Often, there is an allegation by Plaintiff of excessive use of force by police. Sometimes, police counter with the allegation that their life was in jeopardy and they needed to take deadly force to alleviate the threat. Many times this involves vehicles, which are driven toward police officers. In these situations, it is imperative that we establish the bullet trajectory into the suspect vehicle, and as well, to locate the spent casings, in order to determine where police officer(s) were positioned at the time shots were fired. Often, this will require a ballistics experiment using the actual gun, and the actual officer involved. This can confirm the acceleration rate and/or speed of the vehicle as it approaches the police officers.
Nowadays, most police vehicles are equipped with some type of dash cam that records video, and perhaps audio. We can use this information, as well, to determine oncoming vehicle speeds and other important scene artifacts. If so equipped, the audio from the dash cam can be split to analyse, in excruciating detail, to determine the number of bullets fired, and their duration.

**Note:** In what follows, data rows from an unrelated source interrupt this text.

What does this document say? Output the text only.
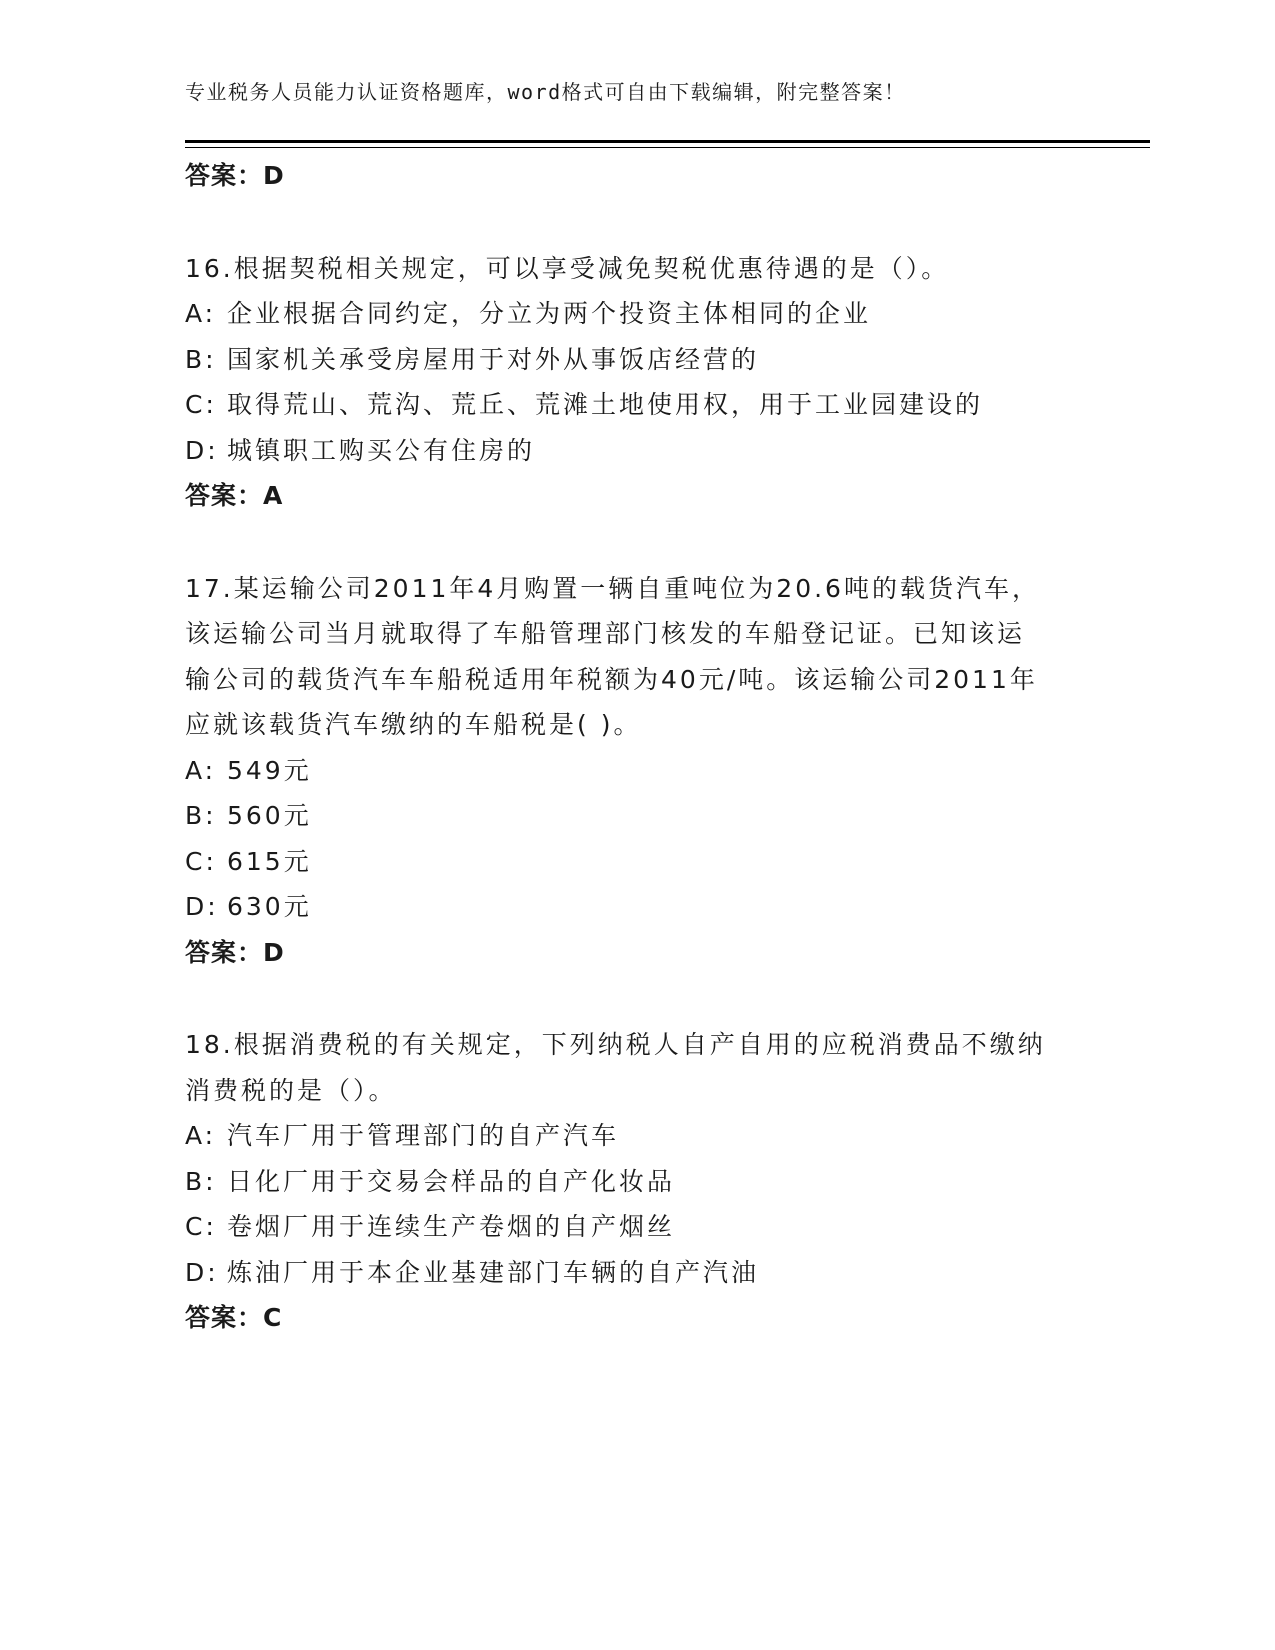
专业税务人员能力认证资格题库，word格式可自由下载编辑，附完整答案！
答案：D
16.根据契税相关规定，可以享受减免契税优惠待遇的是（）。
A: 企业根据合同约定，分立为两个投资主体相同的企业
B: 国家机关承受房屋用于对外从事饭店经营的
C: 取得荒山、荒沟、荒丘、荒滩土地使用权，用于工业园建设的
D: 城镇职工购买公有住房的
答案：A
17.某运输公司2011年4月购置一辆自重吨位为20.6吨的载货汽车，
该运输公司当月就取得了车船管理部门核发的车船登记证。已知该运
输公司的载货汽车车船税适用年税额为40元/吨。该运输公司2011年
应就该载货汽车缴纳的车船税是( )。
A: 549元
B: 560元
C: 615元
D: 630元
答案：D
18.根据消费税的有关规定，下列纳税人自产自用的应税消费品不缴纳
消费税的是（）。
A: 汽车厂用于管理部门的自产汽车
B: 日化厂用于交易会样品的自产化妆品
C: 卷烟厂用于连续生产卷烟的自产烟丝
D: 炼油厂用于本企业基建部门车辆的自产汽油
答案：C
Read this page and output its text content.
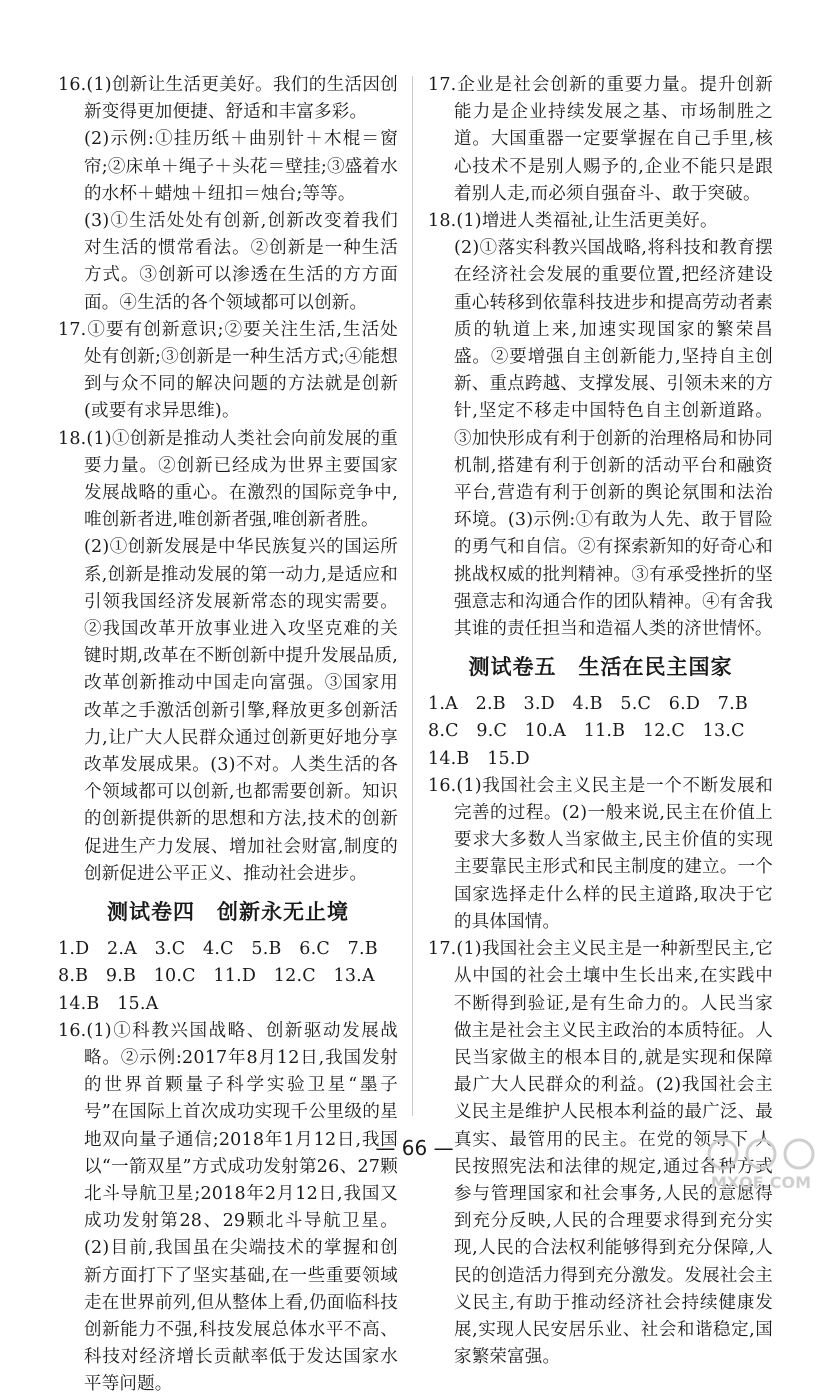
16.(1)创新让生活更美好。我们的生活因创新变得更加便捷、舒适和丰富多彩。

(2)示例:①挂历纸＋曲别针＋木棍＝窗帘;②床单＋绳子＋头花＝壁挂;③盛着水的水杯＋蜡烛＋纽扣＝烛台;等等。

(3)①生活处处有创新,创新改变着我们对生活的惯常看法。②创新是一种生活方式。③创新可以渗透在生活的方方面面。④生活的各个领域都可以创新。

17.①要有创新意识;②要关注生活,生活处处有创新;③创新是一种生活方式;④能想到与众不同的解决问题的方法就是创新(或要有求异思维)。

18.(1)①创新是推动人类社会向前发展的重要力量。②创新已经成为世界主要国家发展战略的重心。在激烈的国际竞争中,唯创新者进,唯创新者强,唯创新者胜。

(2)①创新发展是中华民族复兴的国运所系,创新是推动发展的第一动力,是适应和引领我国经济发展新常态的现实需要。②我国改革开放事业进入攻坚克难的关键时期,改革在不断创新中提升发展品质,改革创新推动中国走向富强。③国家用改革之手激活创新引擎,释放更多创新活力,让广大人民群众通过创新更好地分享改革发展成果。(3)不对。人类生活的各个领域都可以创新,也都需要创新。知识的创新提供新的思想和方法,技术的创新促进生产力发展、增加社会财富,制度的创新促进公平正义、推动社会进步。

测试卷四　创新永无止境

1.D　2.A　3.C　4.C　5.B　6.C　7.B

8.B　9.B　10.C　11.D　12.C　13.A

14.B　15.A

16.(1)①科教兴国战略、创新驱动发展战略。②示例:2017年8月12日,我国发射的世界首颗量子科学实验卫星“墨子号”在国际上首次成功实现千公里级的星地双向量子通信;2018年1月12日,我国以“一箭双星”方式成功发射第26、27颗北斗导航卫星;2018年2月12日,我国又成功发射第28、29颗北斗导航卫星。(2)目前,我国虽在尖端技术的掌握和创新方面打下了坚实基础,在一些重要领域走在世界前列,但从整体上看,仍面临科技创新能力不强,科技发展总体水平不高、科技对经济增长贡献率低于发达国家水平等问题。

17.企业是社会创新的重要力量。提升创新能力是企业持续发展之基、市场制胜之道。大国重器一定要掌握在自己手里,核心技术不是别人赐予的,企业不能只是跟着别人走,而必须自强奋斗、敢于突破。

18.(1)增进人类福祉,让生活更美好。

(2)①落实科教兴国战略,将科技和教育摆在经济社会发展的重要位置,把经济建设重心转移到依靠科技进步和提高劳动者素质的轨道上来,加速实现国家的繁荣昌盛。②要增强自主创新能力,坚持自主创新、重点跨越、支撑发展、引领未来的方针,坚定不移走中国特色自主创新道路。③加快形成有利于创新的治理格局和协同机制,搭建有利于创新的活动平台和融资平台,营造有利于创新的舆论氛围和法治环境。(3)示例:①有敢为人先、敢于冒险的勇气和自信。②有探索新知的好奇心和挑战权威的批判精神。③有承受挫折的坚强意志和沟通合作的团队精神。④有舍我其谁的责任担当和造福人类的济世情怀。

测试卷五　生活在民主国家

1.A　2.B　3.D　4.B　5.C　6.D　7.B

8.C　9.C　10.A　11.B　12.C　13.C

14.B　15.D

16.(1)我国社会主义民主是一个不断发展和完善的过程。(2)一般来说,民主在价值上要求大多数人当家做主,民主价值的实现主要靠民主形式和民主制度的建立。一个国家选择走什么样的民主道路,取决于它的具体国情。

17.(1)我国社会主义民主是一种新型民主,它从中国的社会土壤中生长出来,在实践中不断得到验证,是有生命力的。人民当家做主是社会主义民主政治的本质特征。人民当家做主的根本目的,就是实现和保障最广大人民群众的利益。(2)我国社会主义民主是维护人民根本利益的最广泛、最真实、最管用的民主。在党的领导下,人民按照宪法和法律的规定,通过各种方式参与管理国家和社会事务,人民的意愿得到充分反映,人民的合理要求得到充分实现,人民的合法权利能够得到充分保障,人民的创造活力得到充分激发。发展社会主义民主,有助于推动经济社会持续健康发展,实现人民安居乐业、社会和谐稳定,国家繁荣富强。

— 66 —
MXQE.COM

Other sources of information have also become available. These include variations of automatic vehicle location system data (AWL), radio transmissions (i.e., logs), and silent witness data, which can be used to identify what occurred in the moments leading up to the incident.


Police Chases

Another large segment for Forensic Dynamics Inc.'s engineers, with respect to police involvements, is the police chase. Typically, an injured Plaintiff will assert that a police chase was underway and this is what caused the fleeing vehicle to be involved in an impact. Sometimes, police chases are called off prior to impact, and the question arises as to whether or not, indeed, a chase was underway. In these circumstances, once again, Forensic Dynamics Inc.'s engineers look at the audio taken from the dash cam or radio sources. We can filter this audio to determine whether sirens can be heard in the background. Indeed, often video from the dash cam will show whether the flashing lights were on or off. (This is particularly so during night time events). It is also possible to determine from the radio log, if it exists in raw form, whether sirens are activated.
Naturally, the primary interest in these cases is how fast the police vehicle is travelling. Since, most often, the police vehicle is not involved in the collision, we are unable to use typical accident reconstruction methods. In this circumstance, it is useful to have the radio log in conjunction with an aerial photograph to determine average distance travelled over time between call-outs. In this fashion, an average velocity of the police vehicle during its pursuit can be extrapolated. Another major issue in these circumstances is the distance between the police vehicle and the fleeing vehicle, and whether or not the suspect would reasonably be in a position to observe the police vehicle from the calculated distance. Surprisingly, other methods to determine the distance between the vehicles often exists. This may include video from other sources (for example, a convenience store parking lot), or interpretation based on information provided by eye witnesses. Most police vehicles nowadays also have AVL data, which can be seamlessly correlated with the suspect vehicle information to determine, from a geometrical standpoint, how far in time and distance the vehicles are apart.